Transatlantic employment performances and job polarization.

Authors
Publication date
2020
Publication type
Thesis
Summary This thesis explores the implications of technical progress and labor taxation on employment performance in France and the United States over the past four decades. Chapter 1 assesses the extent to which differences in socio-demographic and occupational structures between countries explain the French employment deficit. This deficit reflects not only a deficient labor market, but also a reallocation of work that affects the employment prospects and participation decisions of specific sociodemographic groups. Chapter 2 examines the determinants of unskilled employment performance in France between 1982 and 2008. Technical progress and labor taxation policies are key to understanding the deterioration of unskilled employment.
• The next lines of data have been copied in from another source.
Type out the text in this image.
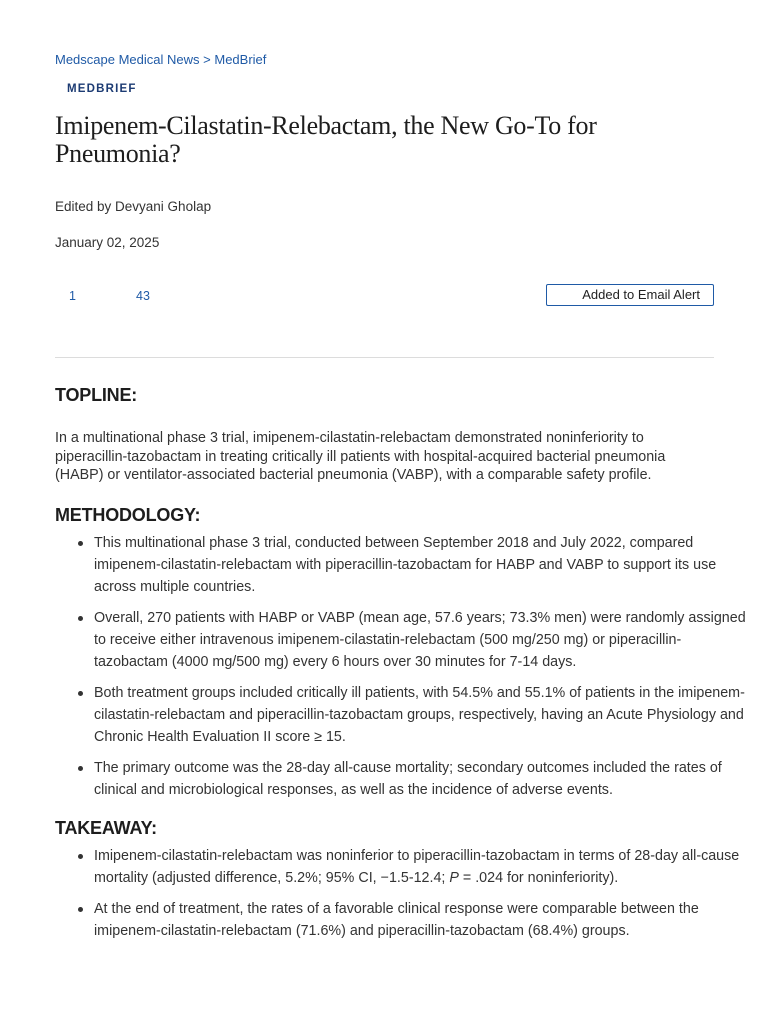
Medscape Medical News > MedBrief
MEDBRIEF
Imipenem-Cilastatin-Relebactam, the New Go-To for Pneumonia?
Edited by Devyani Gholap
January 02, 2025
1	43	Added to Email Alert
TOPLINE:

In a multinational phase 3 trial, imipenem-cilastatin-relebactam demonstrated noninferiority to piperacillin-tazobactam in treating critically ill patients with hospital-acquired bacterial pneumonia (HABP) or ventilator-associated bacterial pneumonia (VABP), with a comparable safety profile.

METHODOLOGY:
This multinational phase 3 trial, conducted between September 2018 and July 2022, compared imipenem-cilastatin-relebactam with piperacillin-tazobactam for HABP and VABP to support its use across multiple countries.
Overall, 270 patients with HABP or VABP (mean age, 57.6 years; 73.3% men) were randomly assigned to receive either intravenous imipenem-cilastatin-relebactam (500 mg/250 mg) or piperacillin-tazobactam (4000 mg/500 mg) every 6 hours over 30 minutes for 7-14 days.
Both treatment groups included critically ill patients, with 54.5% and 55.1% of patients in the imipenem-cilastatin-relebactam and piperacillin-tazobactam groups, respectively, having an Acute Physiology and Chronic Health Evaluation II score ≥ 15.
The primary outcome was the 28-day all-cause mortality; secondary outcomes included the rates of clinical and microbiological responses, as well as the incidence of adverse events.
TAKEAWAY:
Imipenem-cilastatin-relebactam was noninferior to piperacillin-tazobactam in terms of 28-day all-cause mortality (adjusted difference, 5.2%; 95% CI, −1.5-12.4; P = .024 for noninferiority).
At the end of treatment, the rates of a favorable clinical response were comparable between the imipenem-cilastatin-relebactam (71.6%) and piperacillin-tazobactam (68.4%) groups.
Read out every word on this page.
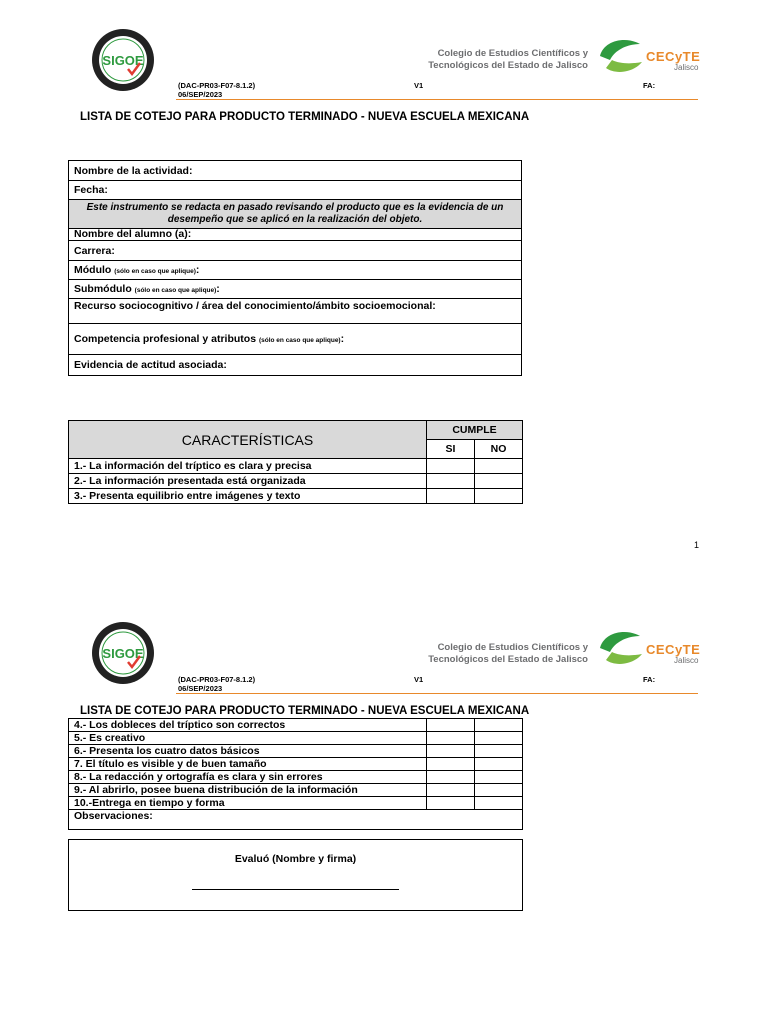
SIGOE	Colegio de Estudios Científicos y
Tecnológicos del Estado de Jalisco
CECyTE
Jalisco
(DAC-PR03-F07-8.1.2)
06/SEP/2023
V1	FA:
LISTA DE COTEJO PARA PRODUCTO TERMINADO - NUEVA ESCUELA MEXICANA
Nombre de la actividad:
Fecha:
Este instrumento se redacta en pasado revisando el producto que es la evidencia de un desempeño que se aplicó en la realización del objeto.
Nombre del alumno (a):
Carrera:
Módulo (sólo en caso que aplique):
Submódulo (sólo en caso que aplique):
Recurso sociocognitivo / área del conocimiento/ámbito socioemocional:
Competencia profesional y atributos (sólo en caso que aplique):
Evidencia de actitud asociada:
CARACTERÍSTICAS	CUMPLE	
	SI	NO
1.- La información del tríptico es clara y precisa		
2.- La información presentada está organizada		
3.- Presenta equilibrio entre imágenes y texto		
1
SIGOE	Colegio de Estudios Científicos y
Tecnológicos del Estado de Jalisco
CECyTE
Jalisco
(DAC-PR03-F07-8.1.2)
06/SEP/2023
V1	FA:
LISTA DE COTEJO PARA PRODUCTO TERMINADO - NUEVA ESCUELA MEXICANA
4.- Los dobleces del tríptico son correctos		
5.- Es creativo		
6.- Presenta los cuatro datos básicos		
7. El título es visible y de buen tamaño		
8.- La redacción y ortografía es clara y sin errores		
9.- Al abrirlo, posee buena distribución de la información		
10.-Entrega en tiempo y forma		
Observaciones:		
Evaluó (Nombre y firma)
The reallocation of unskilled labor from routine jobs to manual jobs induced by technical progress is partly hindered by the presence of the non-market sector. Labor taxation interacts with technical progress by changing the value of unskilled jobs relative to non-market labor. Chapter 3 studies the implications of routine technology shocks on economic fluctuations between 1989 and 2017 in the United States. It assesses their impact by estimating a structural VAR model. Technology shocks biased against routine tasks explain the recessionary effects of technology shocks on hours worked. These shocks appear quantitatively relevant and generate recognizable business cycle fluctuations.